Açıklamasının ardından Üney gazetecilerin sorularını yanıtladı. Ecza depoları ve yapılan konuların içeriği sorulan Üney, “Bin 100 eczanenin hasarı var. Bazıları tamamen yok oldu, bazıları az bazıları orta hasarlı. Depremin ardından sahadaydık. Orada yeniden inşa sürecinde eczacılarımızın yeniden hizmet verebilmesi, dolayısıyla yeniden eczacıların açılması lazım. Türkiye’de 46 bin eczacı var, yerli ve yabancı ilaç sanayi var. Hep birlikte zarar içerisinde olan eczacıların yeden hizmet vermesi sorumluluğumuz var” dedi.

Bölgedeki eczacıların kamu eczacısı talebinin olduğu hatırlatılan Üney, “Bize bu talepler geliyor. Eczacılar bir bütündür. Bu anlamda ilaç eczacılık hizmetinin ne kadar önemli olduğunu alanda gördük.

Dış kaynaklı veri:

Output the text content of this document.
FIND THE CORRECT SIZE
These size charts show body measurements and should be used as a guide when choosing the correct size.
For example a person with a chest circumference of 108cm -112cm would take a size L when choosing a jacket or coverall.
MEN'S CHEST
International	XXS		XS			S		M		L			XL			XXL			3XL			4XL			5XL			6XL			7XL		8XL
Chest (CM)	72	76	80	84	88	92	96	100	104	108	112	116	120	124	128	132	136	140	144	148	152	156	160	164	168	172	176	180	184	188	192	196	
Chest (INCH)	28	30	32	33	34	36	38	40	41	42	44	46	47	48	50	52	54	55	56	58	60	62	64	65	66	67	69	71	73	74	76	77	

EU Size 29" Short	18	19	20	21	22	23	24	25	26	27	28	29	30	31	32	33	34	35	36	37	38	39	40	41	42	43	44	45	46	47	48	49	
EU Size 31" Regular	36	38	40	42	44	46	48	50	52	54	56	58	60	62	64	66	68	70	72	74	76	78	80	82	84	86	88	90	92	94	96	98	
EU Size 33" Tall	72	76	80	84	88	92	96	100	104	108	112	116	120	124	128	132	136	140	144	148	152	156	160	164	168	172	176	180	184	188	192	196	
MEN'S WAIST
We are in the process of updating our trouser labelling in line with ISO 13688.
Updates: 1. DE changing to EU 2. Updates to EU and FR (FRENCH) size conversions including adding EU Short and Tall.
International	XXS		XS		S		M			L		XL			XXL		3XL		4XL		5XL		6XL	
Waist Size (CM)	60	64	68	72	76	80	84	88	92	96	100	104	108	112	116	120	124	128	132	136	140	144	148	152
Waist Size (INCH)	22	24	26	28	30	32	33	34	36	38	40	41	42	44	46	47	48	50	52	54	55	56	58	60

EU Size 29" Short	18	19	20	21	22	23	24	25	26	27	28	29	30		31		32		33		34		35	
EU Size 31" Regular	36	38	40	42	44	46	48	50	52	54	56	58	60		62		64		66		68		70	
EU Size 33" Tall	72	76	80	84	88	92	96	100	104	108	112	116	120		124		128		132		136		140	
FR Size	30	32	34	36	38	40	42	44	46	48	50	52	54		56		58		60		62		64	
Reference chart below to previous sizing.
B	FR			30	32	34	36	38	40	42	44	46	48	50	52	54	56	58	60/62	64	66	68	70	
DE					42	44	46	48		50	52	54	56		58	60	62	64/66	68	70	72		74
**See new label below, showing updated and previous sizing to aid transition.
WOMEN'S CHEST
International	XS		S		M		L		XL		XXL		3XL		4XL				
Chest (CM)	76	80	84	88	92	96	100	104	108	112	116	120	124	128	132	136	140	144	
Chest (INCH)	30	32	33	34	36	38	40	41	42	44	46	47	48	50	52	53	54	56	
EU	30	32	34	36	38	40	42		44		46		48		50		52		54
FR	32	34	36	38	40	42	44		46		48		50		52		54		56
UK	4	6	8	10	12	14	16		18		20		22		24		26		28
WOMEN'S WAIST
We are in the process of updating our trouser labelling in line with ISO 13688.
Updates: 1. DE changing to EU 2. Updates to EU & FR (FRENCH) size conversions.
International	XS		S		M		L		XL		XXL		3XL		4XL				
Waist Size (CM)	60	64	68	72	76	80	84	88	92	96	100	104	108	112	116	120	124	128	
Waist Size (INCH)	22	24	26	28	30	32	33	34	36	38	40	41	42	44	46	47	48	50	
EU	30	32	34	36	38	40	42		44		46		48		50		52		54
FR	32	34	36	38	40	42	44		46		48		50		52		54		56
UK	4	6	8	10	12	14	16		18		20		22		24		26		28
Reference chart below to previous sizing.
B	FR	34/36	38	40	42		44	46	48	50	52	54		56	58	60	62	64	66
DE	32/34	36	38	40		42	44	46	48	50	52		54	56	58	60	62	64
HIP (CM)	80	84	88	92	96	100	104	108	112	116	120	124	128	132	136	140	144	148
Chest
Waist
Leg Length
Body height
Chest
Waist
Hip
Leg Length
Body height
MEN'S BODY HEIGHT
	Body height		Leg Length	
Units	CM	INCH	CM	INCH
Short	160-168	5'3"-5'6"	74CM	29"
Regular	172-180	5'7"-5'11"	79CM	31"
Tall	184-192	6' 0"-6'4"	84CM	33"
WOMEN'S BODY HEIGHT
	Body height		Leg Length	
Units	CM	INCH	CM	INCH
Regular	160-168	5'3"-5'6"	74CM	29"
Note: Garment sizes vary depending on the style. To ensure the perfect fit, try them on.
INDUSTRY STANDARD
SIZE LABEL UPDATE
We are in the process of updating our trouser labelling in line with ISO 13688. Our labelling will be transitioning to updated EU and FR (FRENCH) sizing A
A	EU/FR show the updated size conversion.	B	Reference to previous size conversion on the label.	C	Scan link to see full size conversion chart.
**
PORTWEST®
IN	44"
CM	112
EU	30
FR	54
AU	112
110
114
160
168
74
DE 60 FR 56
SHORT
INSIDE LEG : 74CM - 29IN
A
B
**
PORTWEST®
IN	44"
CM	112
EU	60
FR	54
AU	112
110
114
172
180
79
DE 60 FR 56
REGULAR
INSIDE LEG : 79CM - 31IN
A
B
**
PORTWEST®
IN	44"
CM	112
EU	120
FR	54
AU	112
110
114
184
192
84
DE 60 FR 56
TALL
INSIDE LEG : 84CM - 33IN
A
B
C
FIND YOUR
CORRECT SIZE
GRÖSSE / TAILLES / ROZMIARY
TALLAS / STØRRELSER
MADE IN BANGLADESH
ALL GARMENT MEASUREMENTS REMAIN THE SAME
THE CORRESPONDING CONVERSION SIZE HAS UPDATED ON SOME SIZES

Kimseyi ilaçsız bırakmadık. Meslektaşlarımızın bu talepleri olursa kamuyla irtibata geçeceğiz” dedi.

‘İLAÇ EKSİKLİĞİMİZ YOK DİYEBİLİRİM’

Deprem bölgesinde en çok hangi ilaçların kullanıldığı sorulan Üney, “Bizim kısa sürede olaya müdahale edebilmemizin nedeni daha önceki felaketlerde sistemi harekete geçirmemiz var. Bizim elimizdeki hazır listelerden ilk ihtiyaç olanları temin ettik ve gönderdik. Sonrasında ağrı kesiciler, antibiyotikler ve öksürük şuruplarına ihtiyaç oldu. Barınma ile ilgili de problem olduğunu düşündüğümüzde soğuğa ve hijyene bağlı ilaçları bölgeye gönderiyoruz. Kronik hastalarımızın kullandığı ilaçlar sahra hastanesinde var. İlaç eksikliğimiz yok diyebilirim” diye konuştu.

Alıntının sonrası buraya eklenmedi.